Additionally, the dot product is saying how much length of one vector there is per length of the other along it’s direction, because this is equivalent to projecting one vector onto another and multiplying their lengths. Note: it doesn’t matter which is projected onto which because the dot product is symmetric. Anyways, locally the gradient is the direction of steepest ascent, and dotting a vector with it is just saying how much is this unit motion lined up along this direction of main (positive) ascent, the quantity you’re measuring. This comparison to the gradient is logically the same as saying how much of the increase (gradient) is in a particular direction, hence, directional derivative.
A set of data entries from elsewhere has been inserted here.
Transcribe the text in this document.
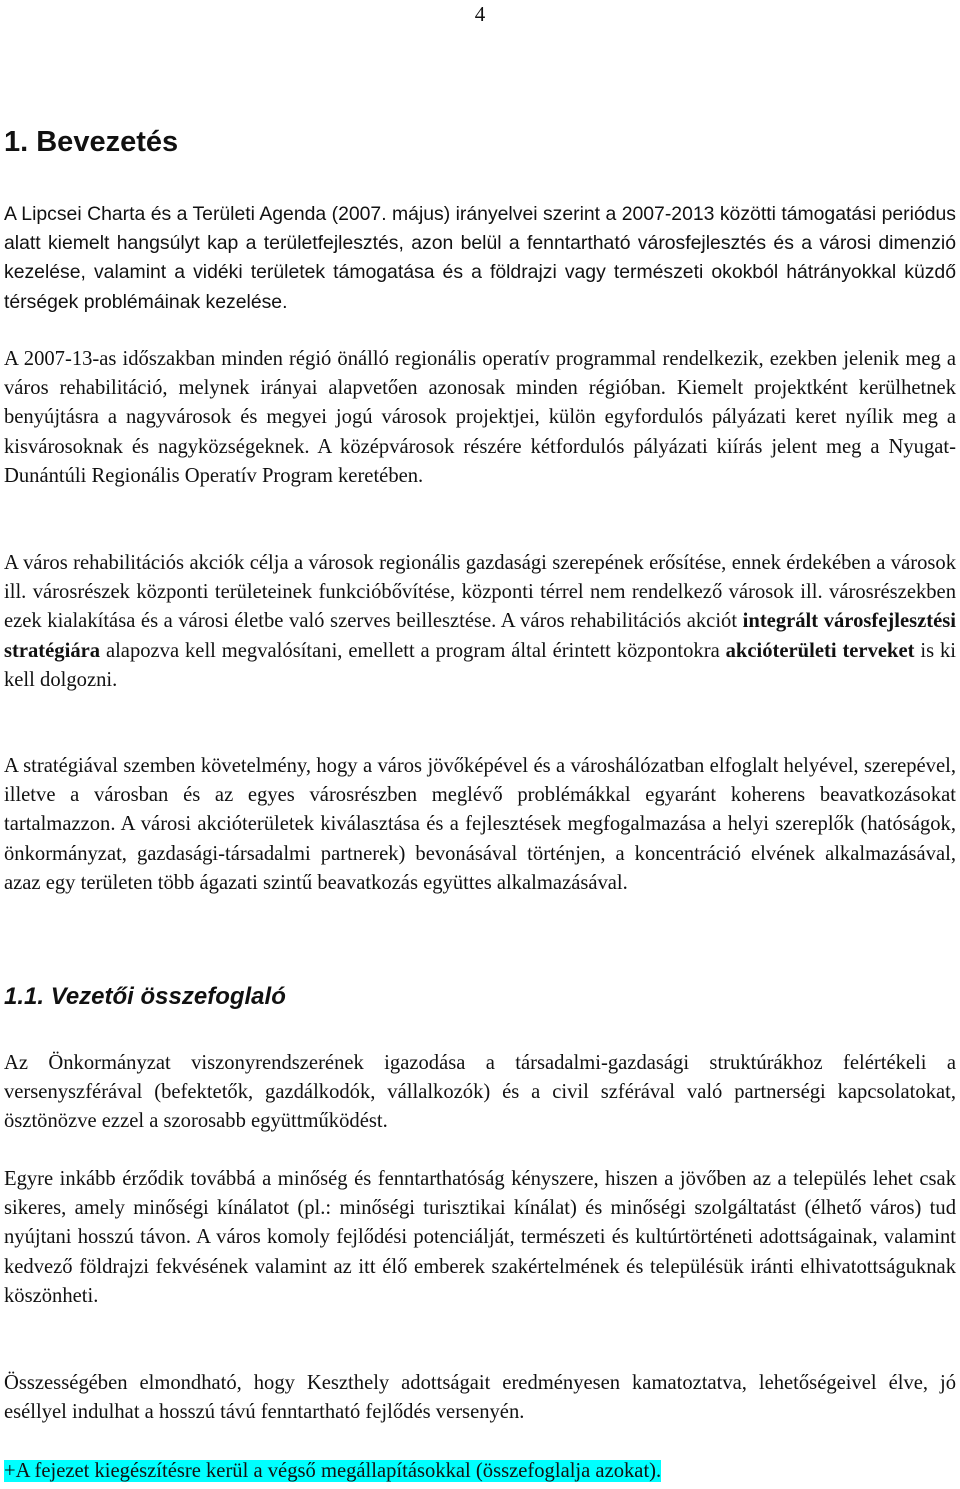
4
1. Bevezetés

A Lipcsei Charta és a Területi Agenda (2007. május) irányelvei szerint a 2007-2013 közötti támogatási periódus alatt kiemelt hangsúlyt kap a területfejlesztés, azon belül a fenntartható városfejlesztés és a városi dimenzió kezelése, valamint a vidéki területek támogatása és a földrajzi vagy természeti okokból hátrányokkal küzdő térségek problémáinak kezelése.

A 2007-13-as időszakban minden régió önálló regionális operatív programmal rendelkezik, ezekben jelenik meg a város rehabilitáció, melynek irányai alapvetően azonosak minden régióban. Kiemelt projektként kerülhetnek benyújtásra a nagyvárosok és megyei jogú városok projektjei, külön egyfordulós pályázati keret nyílik meg a kisvárosoknak és nagyközségeknek. A középvárosok részére kétfordulós pályázati kiírás jelent meg a Nyugat-Dunántúli Regionális Operatív Program keretében.

A város rehabilitációs akciók célja a városok regionális gazdasági szerepének erősítése, ennek érdekében a városok ill. városrészek központi területeinek funkcióbővítése, központi térrel nem rendelkező városok ill. városrészekben ezek kialakítása és a városi életbe való szerves beillesztése. A város rehabilitációs akciót integrált városfejlesztési stratégiára alapozva kell megvalósítani, emellett a program által érintett központokra akcióterületi terveket is ki kell dolgozni.

A stratégiával szemben követelmény, hogy a város jövőképével és a városhálózatban elfoglalt helyével, szerepével, illetve a városban és az egyes városrészben meglévő problémákkal egyaránt koherens beavatkozásokat tartalmazzon. A városi akcióterületek kiválasztása és a fejlesztések megfogalmazása a helyi szereplők (hatóságok, önkormányzat, gazdasági-társadalmi partnerek) bevonásával történjen, a koncentráció elvének alkalmazásával, azaz egy területen több ágazati szintű beavatkozás együttes alkalmazásával.

1.1. Vezetői összefoglaló

Az Önkormányzat viszonyrendszerének igazodása a társadalmi-gazdasági struktúrákhoz felértékeli a versenyszférával (befektetők, gazdálkodók, vállalkozók) és a civil szférával való partnerségi kapcsolatokat, ösztönözve ezzel a szorosabb együttműködést.

Egyre inkább érződik továbbá a minőség és fenntarthatóság kényszere, hiszen a jövőben az a település lehet csak sikeres, amely minőségi kínálatot (pl.: minőségi turisztikai kínálat) és minőségi szolgáltatást (élhető város) tud nyújtani hosszú távon. A város komoly fejlődési potenciálját, természeti és kultúrtörténeti adottságainak, valamint kedvező földrajzi fekvésének valamint az itt élő emberek szakértelmének és településük iránti elhivatottságuknak köszönheti.

Összességében elmondható, hogy Keszthely adottságait eredményesen kamatoztatva, lehetőségeivel élve, jó eséllyel indulhat a hosszú távú fenntartható fejlődés versenyén.

+A fejezet kiegészítésre kerül a végső megállapításokkal (összefoglalja azokat).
*The gradient is how a function ascends, ie a certain amount in one direction plus a certain amount in the other(s), or: $i\frac{df}{dx}+j\frac{df}{dy}$ (again, sorry about the latex, and that’s meant to be i hat and j hat). Viewed in this light, it only makes sense that “how it’s ascending” ascends in the direction of steepest ascent. It’s just as a gradient of a single variable function is a vector telling you loosely “how it’s changing”, and if you can connect this to the idea that the vector (which is just a scalar in this case) points in the direction of increase according to how it’s increasing you can see the analogy for higher dimensional gradients. Of course you could also prove this analytically in several ways, one of which is working backwards and optimizing the angle of the directional derivative (which weirdly isn’t circular reasoning and doesn’t require you to already know about the gradient).
I haven’t thought through this too much but since every analytic function is has a tangent plane you could figure it out by doing it on a plane.
And again, choosing some real world or more abstract variables with this and doing a thought experiment is fun. And like Mohammad said, like normal slope, it’s a scalar.